Домой я приехал поздно. Было страшно входить. Но, открыв эту дверь, я вошёл. Было всё на своих местах, как я и оставил, носки раскиданные, свитера (помню, собирался в Оптину быстро) и бумага, лист белый, на котором написал, что я сделал и где меня искать, так и лежала на столе. И вдруг меня как пронзило, что всё это было безумие, меня как осенило, что никого я не убивал. Не мог я её убить, не мог и мальчика-португальца. Диск телефонный блестел. Я понял, что это знак, что надо набрать, набрать сейчас же номер её и удостовериться, мираж это, бред это всё. Но уж лучше безумие, чем убийство. Пальцы сами собой потянулись.
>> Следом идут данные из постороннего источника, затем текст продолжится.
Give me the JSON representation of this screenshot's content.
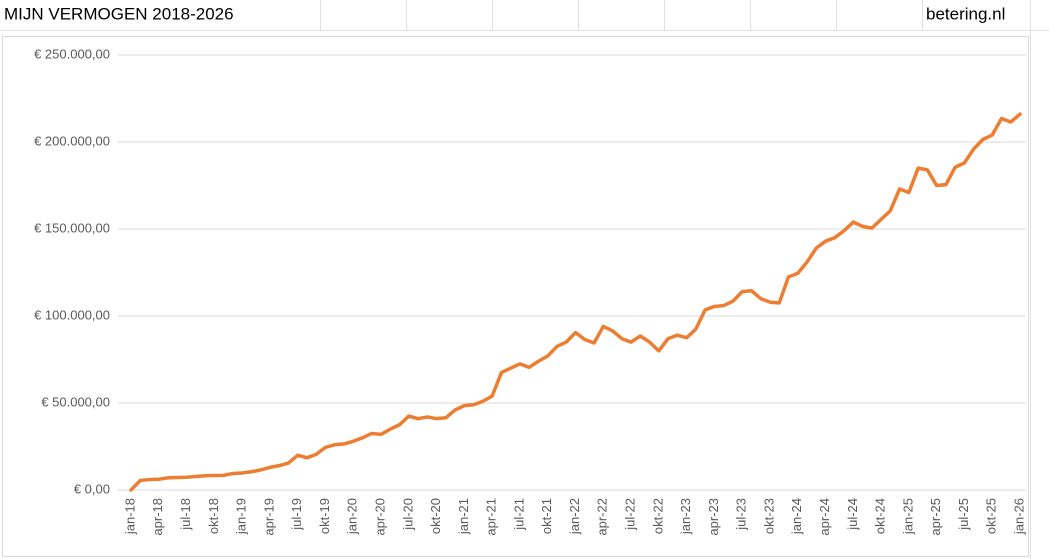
{
  "title_cell": "MIJN VERMOGEN 2018-2026",
  "source_cell": "betering.nl",
  "chart_data": {
    "type": "line",
    "color": "#ed7d31",
    "grid": true,
    "categories": [
      "jan-18",
      null,
      null,
      "apr-18",
      null,
      null,
      "jul-18",
      null,
      null,
      "okt-18",
      null,
      null,
      "jan-19",
      null,
      null,
      "apr-19",
      null,
      null,
      "jul-19",
      null,
      null,
      "okt-19",
      null,
      null,
      "jan-20",
      null,
      null,
      "apr-20",
      null,
      null,
      "jul-20",
      null,
      null,
      "okt-20",
      null,
      null,
      "jan-21",
      null,
      null,
      "apr-21",
      null,
      null,
      "jul-21",
      null,
      null,
      "okt-21",
      null,
      null,
      "jan-22",
      null,
      null,
      "apr-22",
      null,
      null,
      "jul-22",
      null,
      null,
      "okt-22",
      null,
      null,
      "jan-23",
      null,
      null,
      "apr-23",
      null,
      null,
      "jul-23",
      null,
      null,
      "okt-23",
      null,
      null,
      "jan-24",
      null,
      null,
      "apr-24",
      null,
      null,
      "jul-24",
      null,
      null,
      "okt-24",
      null,
      null,
      "jan-25",
      null,
      null,
      "apr-25",
      null,
      null,
      "jul-25",
      null,
      null,
      "okt-25",
      null,
      null,
      "jan-26"
    ],
    "values": [
      0,
      5500,
      6000,
      6200,
      7000,
      7200,
      7300,
      7800,
      8200,
      8300,
      8400,
      9500,
      9800,
      10500,
      11500,
      13000,
      14000,
      15500,
      20000,
      18500,
      20500,
      24500,
      26000,
      26500,
      28000,
      30000,
      32500,
      32000,
      35000,
      37500,
      42500,
      41000,
      42000,
      41000,
      41500,
      46000,
      48500,
      49000,
      51000,
      54000,
      67500,
      70000,
      72500,
      70500,
      74000,
      77000,
      82500,
      85000,
      90500,
      86500,
      84500,
      94000,
      91500,
      87000,
      85000,
      88500,
      85000,
      80000,
      87000,
      89000,
      87500,
      92500,
      103500,
      105500,
      106000,
      108500,
      114000,
      114500,
      110000,
      108000,
      107500,
      122500,
      124500,
      131000,
      139000,
      143000,
      145000,
      149000,
      154000,
      151500,
      150500,
      155500,
      160500,
      173000,
      171000,
      185000,
      184000,
      175000,
      175500,
      185500,
      188000,
      196000,
      201500,
      204000,
      213500,
      211500,
      216000
    ],
    "ylim": [
      0,
      250000
    ],
    "yticks": [
      {
        "value": 0,
        "label": "€ 0,00"
      },
      {
        "value": 50000,
        "label": "€ 50.000,00"
      },
      {
        "value": 100000,
        "label": "€ 100.000,00"
      },
      {
        "value": 150000,
        "label": "€ 150.000,00"
      },
      {
        "value": 200000,
        "label": "€ 200.000,00"
      },
      {
        "value": 250000,
        "label": "€ 250.000,00"
      }
    ]
  }
}
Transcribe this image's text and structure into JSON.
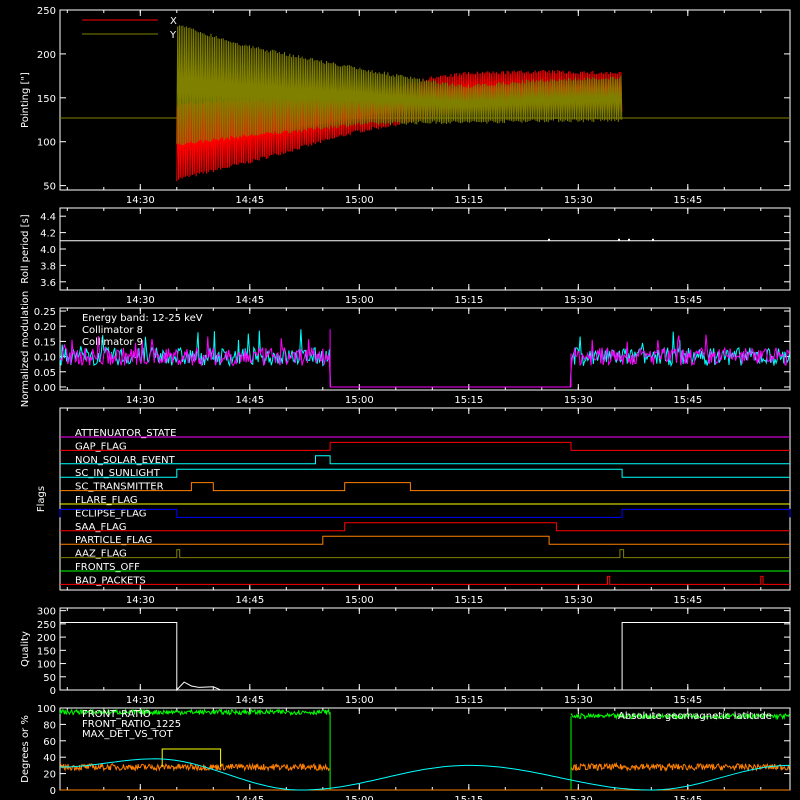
{
  "colors": {
    "background": "#000000",
    "axis": "#ffffff",
    "x_red": "#ff0000",
    "y_olive": "#808000",
    "cyan": "#00ffff",
    "magenta": "#ff00ff",
    "green": "#00ff00",
    "orange": "#ff8000",
    "yellow": "#ffff00",
    "blue": "#0000ff"
  },
  "time_axis": {
    "range": [
      "14:19",
      "15:59"
    ],
    "tick_labels": [
      "14:30",
      "14:45",
      "15:00",
      "15:15",
      "15:30",
      "15:45"
    ]
  },
  "chart_data": [
    {
      "id": "pointing",
      "type": "line",
      "ylabel": "Pointing [\"]",
      "ylim": [
        45,
        250
      ],
      "yticks": [
        "50",
        "100",
        "150",
        "200",
        "250"
      ],
      "legend": [
        "X",
        "Y"
      ],
      "series": [
        {
          "name": "X",
          "color": "#ff0000",
          "x": [
            "14:35",
            "14:45",
            "15:00",
            "15:10",
            "15:15",
            "15:25",
            "15:36"
          ],
          "low": [
            55,
            75,
            110,
            125,
            132,
            133,
            133
          ],
          "high": [
            145,
            150,
            155,
            175,
            180,
            182,
            180
          ]
        },
        {
          "name": "Y",
          "color": "#808000",
          "x": [
            "14:35",
            "14:45",
            "15:00",
            "15:10",
            "15:15",
            "15:25",
            "15:36"
          ],
          "low": [
            95,
            105,
            118,
            120,
            120,
            122,
            122
          ],
          "high": [
            235,
            210,
            185,
            170,
            165,
            172,
            175
          ]
        }
      ],
      "baseline": 127
    },
    {
      "id": "roll_period",
      "type": "line",
      "ylabel": "Roll period [s]",
      "ylim": [
        3.5,
        4.5
      ],
      "yticks": [
        "3.6",
        "3.8",
        "4.0",
        "4.2",
        "4.4"
      ],
      "value": 4.1
    },
    {
      "id": "modulation",
      "type": "line",
      "ylabel": "Normalized modulation",
      "ylim": [
        -0.01,
        0.26
      ],
      "yticks": [
        "0.00",
        "0.05",
        "0.10",
        "0.15",
        "0.20",
        "0.25"
      ],
      "annotations": [
        "Energy band: 12-25 keV",
        "Collimator 8",
        "Collimator 9"
      ],
      "series": [
        {
          "name": "Collimator 8",
          "color": "#00ffff",
          "mean": 0.1
        },
        {
          "name": "Collimator 9",
          "color": "#ff00ff",
          "mean": 0.1
        }
      ],
      "gap": [
        "14:56",
        "15:29"
      ]
    },
    {
      "id": "flags",
      "type": "line",
      "ylabel": "Flags",
      "rows": [
        {
          "label": "ATTENUATOR_STATE",
          "color": "#ff00ff",
          "on": []
        },
        {
          "label": "GAP_FLAG",
          "color": "#ff0000",
          "on": [
            [
              "14:56",
              "15:29"
            ]
          ]
        },
        {
          "label": "NON_SOLAR_EVENT",
          "color": "#00ffff",
          "on": [
            [
              "14:54",
              "14:56"
            ]
          ]
        },
        {
          "label": "SC_IN_SUNLIGHT",
          "color": "#00ffff",
          "on": [
            [
              "14:35",
              "15:36"
            ]
          ]
        },
        {
          "label": "SC_TRANSMITTER",
          "color": "#ff8000",
          "on": [
            [
              "14:37",
              "14:40"
            ],
            [
              "14:58",
              "15:07"
            ]
          ]
        },
        {
          "label": "FLARE_FLAG",
          "color": "#ffff00",
          "on": []
        },
        {
          "label": "ECLIPSE_FLAG",
          "color": "#0000ff",
          "on": [
            [
              "14:19",
              "14:35"
            ],
            [
              "15:36",
              "15:59"
            ]
          ]
        },
        {
          "label": "SAA_FLAG",
          "color": "#ff0000",
          "on": [
            [
              "14:58",
              "15:27"
            ]
          ]
        },
        {
          "label": "PARTICLE_FLAG",
          "color": "#ff8000",
          "on": [
            [
              "14:55",
              "15:26"
            ]
          ]
        },
        {
          "label": "AAZ_FLAG",
          "color": "#808000",
          "on": [
            [
              "14:35",
              "14:35.4"
            ],
            [
              "15:35.7",
              "15:36.2"
            ]
          ]
        },
        {
          "label": "FRONTS_OFF",
          "color": "#00ff00",
          "on": []
        },
        {
          "label": "BAD_PACKETS",
          "color": "#ff0000",
          "on": [
            [
              "15:34",
              "15:34.3"
            ],
            [
              "15:55",
              "15:55.3"
            ]
          ]
        }
      ]
    },
    {
      "id": "quality",
      "type": "line",
      "ylabel": "Quality",
      "ylim": [
        0,
        310
      ],
      "yticks": [
        "0",
        "50",
        "100",
        "150",
        "200",
        "250",
        "300"
      ],
      "x": [
        "14:19",
        "14:35",
        "14:35",
        "14:36",
        "14:37",
        "14:38",
        "14:40",
        "14:41",
        "15:36",
        "15:36",
        "15:59"
      ],
      "values": [
        255,
        255,
        0,
        30,
        15,
        10,
        12,
        0,
        0,
        255,
        255
      ]
    },
    {
      "id": "degrees",
      "type": "line",
      "ylabel": "Degrees or %",
      "ylim": [
        0,
        100
      ],
      "yticks": [
        "0",
        "20",
        "40",
        "60",
        "80",
        "100"
      ],
      "legend": [
        "FRONT_RATIO",
        "FRONT_RATIO_1225",
        "MAX_DET_VS_TOT"
      ],
      "annotation": "Absolute geomagnetic latitude",
      "series": [
        {
          "name": "FRONT_RATIO",
          "color": "#00ff00",
          "segments": [
            [
              "14:19",
              "14:56",
              95
            ],
            [
              "15:29",
              "15:59",
              90
            ]
          ]
        },
        {
          "name": "FRONT_RATIO_1225",
          "color": "#ffff00",
          "x": [
            "14:33",
            "14:41"
          ],
          "value": 50
        },
        {
          "name": "MAX_DET_VS_TOT",
          "color": "#ff8000",
          "segments": [
            [
              "14:19",
              "14:56",
              28
            ],
            [
              "15:29",
              "15:59",
              28
            ]
          ]
        },
        {
          "name": "Absolute geomagnetic latitude",
          "color": "#00ffff",
          "x": [
            "14:19",
            "14:32",
            "14:52",
            "15:15",
            "15:40",
            "15:59"
          ],
          "values": [
            28,
            38,
            0,
            30,
            0,
            30
          ]
        }
      ]
    }
  ]
}
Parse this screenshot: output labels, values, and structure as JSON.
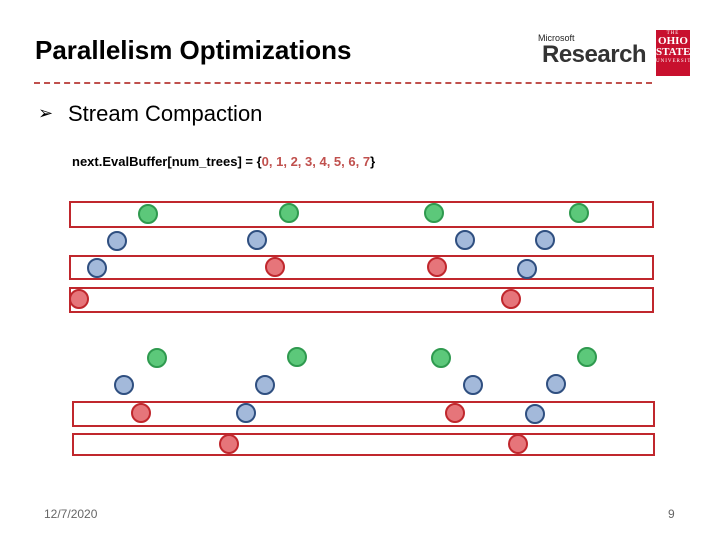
{
  "slide": {
    "title": "Parallelism Optimizations",
    "bullet": "Stream Compaction",
    "code": {
      "prefix": "next.EvalBuffer[num_trees] = {",
      "values": "0, 1, 2, 3, 4, 5, 6, 7",
      "suffix": "}"
    },
    "date": "12/7/2020",
    "page_number": "9"
  },
  "logos": {
    "microsoft_small": "Microsoft",
    "microsoft_big": "Research",
    "osu_lines": [
      "THE",
      "OHIO",
      "STATE",
      "UNIVERSITY"
    ]
  },
  "colors": {
    "green_fill": "#5cc87a",
    "green_stroke": "#2f9a4f",
    "blue_fill": "#a3b9da",
    "blue_stroke": "#2f4f80",
    "red_fill": "#e6757a",
    "red_stroke": "#c0272d",
    "bar_stroke": "#c0272d",
    "divider": "#c0504d"
  }
}
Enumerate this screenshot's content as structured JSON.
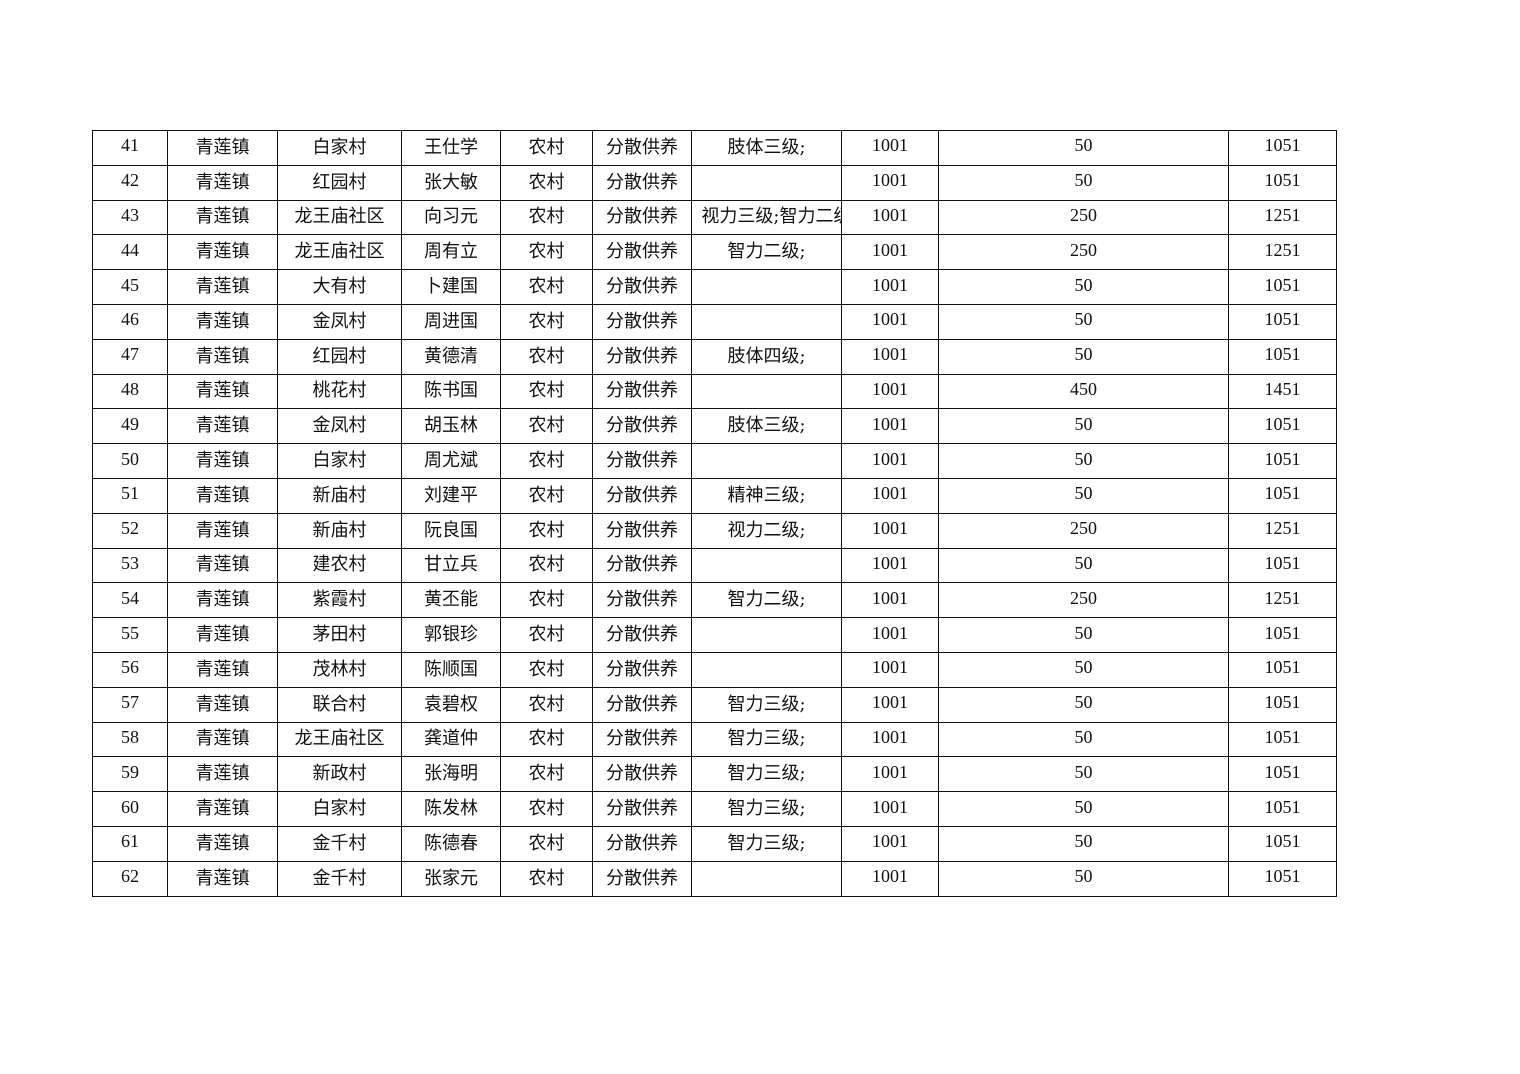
{
  "table": {
    "rows": [
      [
        "41",
        "青莲镇",
        "白家村",
        "王仕学",
        "农村",
        "分散供养",
        "肢体三级;",
        "1001",
        "50",
        "1051"
      ],
      [
        "42",
        "青莲镇",
        "红园村",
        "张大敏",
        "农村",
        "分散供养",
        "",
        "1001",
        "50",
        "1051"
      ],
      [
        "43",
        "青莲镇",
        "龙王庙社区",
        "向习元",
        "农村",
        "分散供养",
        "视力三级;智力二级;",
        "1001",
        "250",
        "1251"
      ],
      [
        "44",
        "青莲镇",
        "龙王庙社区",
        "周有立",
        "农村",
        "分散供养",
        "智力二级;",
        "1001",
        "250",
        "1251"
      ],
      [
        "45",
        "青莲镇",
        "大有村",
        "卜建国",
        "农村",
        "分散供养",
        "",
        "1001",
        "50",
        "1051"
      ],
      [
        "46",
        "青莲镇",
        "金凤村",
        "周进国",
        "农村",
        "分散供养",
        "",
        "1001",
        "50",
        "1051"
      ],
      [
        "47",
        "青莲镇",
        "红园村",
        "黄德清",
        "农村",
        "分散供养",
        "肢体四级;",
        "1001",
        "50",
        "1051"
      ],
      [
        "48",
        "青莲镇",
        "桃花村",
        "陈书国",
        "农村",
        "分散供养",
        "",
        "1001",
        "450",
        "1451"
      ],
      [
        "49",
        "青莲镇",
        "金凤村",
        "胡玉林",
        "农村",
        "分散供养",
        "肢体三级;",
        "1001",
        "50",
        "1051"
      ],
      [
        "50",
        "青莲镇",
        "白家村",
        "周尤斌",
        "农村",
        "分散供养",
        "",
        "1001",
        "50",
        "1051"
      ],
      [
        "51",
        "青莲镇",
        "新庙村",
        "刘建平",
        "农村",
        "分散供养",
        "精神三级;",
        "1001",
        "50",
        "1051"
      ],
      [
        "52",
        "青莲镇",
        "新庙村",
        "阮良国",
        "农村",
        "分散供养",
        "视力二级;",
        "1001",
        "250",
        "1251"
      ],
      [
        "53",
        "青莲镇",
        "建农村",
        "甘立兵",
        "农村",
        "分散供养",
        "",
        "1001",
        "50",
        "1051"
      ],
      [
        "54",
        "青莲镇",
        "紫霞村",
        "黄丕能",
        "农村",
        "分散供养",
        "智力二级;",
        "1001",
        "250",
        "1251"
      ],
      [
        "55",
        "青莲镇",
        "茅田村",
        "郭银珍",
        "农村",
        "分散供养",
        "",
        "1001",
        "50",
        "1051"
      ],
      [
        "56",
        "青莲镇",
        "茂林村",
        "陈顺国",
        "农村",
        "分散供养",
        "",
        "1001",
        "50",
        "1051"
      ],
      [
        "57",
        "青莲镇",
        "联合村",
        "袁碧权",
        "农村",
        "分散供养",
        "智力三级;",
        "1001",
        "50",
        "1051"
      ],
      [
        "58",
        "青莲镇",
        "龙王庙社区",
        "龚道仲",
        "农村",
        "分散供养",
        "智力三级;",
        "1001",
        "50",
        "1051"
      ],
      [
        "59",
        "青莲镇",
        "新政村",
        "张海明",
        "农村",
        "分散供养",
        "智力三级;",
        "1001",
        "50",
        "1051"
      ],
      [
        "60",
        "青莲镇",
        "白家村",
        "陈发林",
        "农村",
        "分散供养",
        "智力三级;",
        "1001",
        "50",
        "1051"
      ],
      [
        "61",
        "青莲镇",
        "金千村",
        "陈德春",
        "农村",
        "分散供养",
        "智力三级;",
        "1001",
        "50",
        "1051"
      ],
      [
        "62",
        "青莲镇",
        "金千村",
        "张家元",
        "农村",
        "分散供养",
        "",
        "1001",
        "50",
        "1051"
      ]
    ]
  }
}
Вставил, помню, три или четыре, забыл, как набирать, и… А вдруг правда, что убил?! Сейчас, вот сейчас подойдёт её мать на звонок и снимет трубку. А я? А я позову Лизу и скажу, кто её просит, назову свой голос, что это я, и мать её тогда страшно закричит, дико так закричит, что мне станет так же, как и тогда, когда распихивал по синим сумкам, и не влезало, и что теперь не будет сил уже ни на что, ни на что, даже открыть балкон и броситься. И я снова, как в снег падал. Но какая-то странная надежда, что надо набрать, что я никого не убивал, вела пальцы. Три, восемь, два… И я набрал, всё набрал, все цифры. И после гудков, когда я ещё надеялся, что никто не подойдёт, подошла её мать. И я попросил подозвать Лизу. Я так и сказал: "Позовите, пожалуйста, Лизу". Она долго молчала, и я понял, что это правда, что это конец, теперь конец, именно теперь, а не тогда, когда упал в снег и лежал, холодея и холодея, отдавая себя в лёд, чтобы и кровь стала как лёд, как ледяное дерево, пронизавшее меня, и чтобы слезы стали как ледяные дары (я же тогда не выдержал, перевернулся на спину, что пусть глаза первыми замёрзнут, а не закрою их, так и буду смотреть на звёзды, раз они есть надо мной в этом чёрном небе).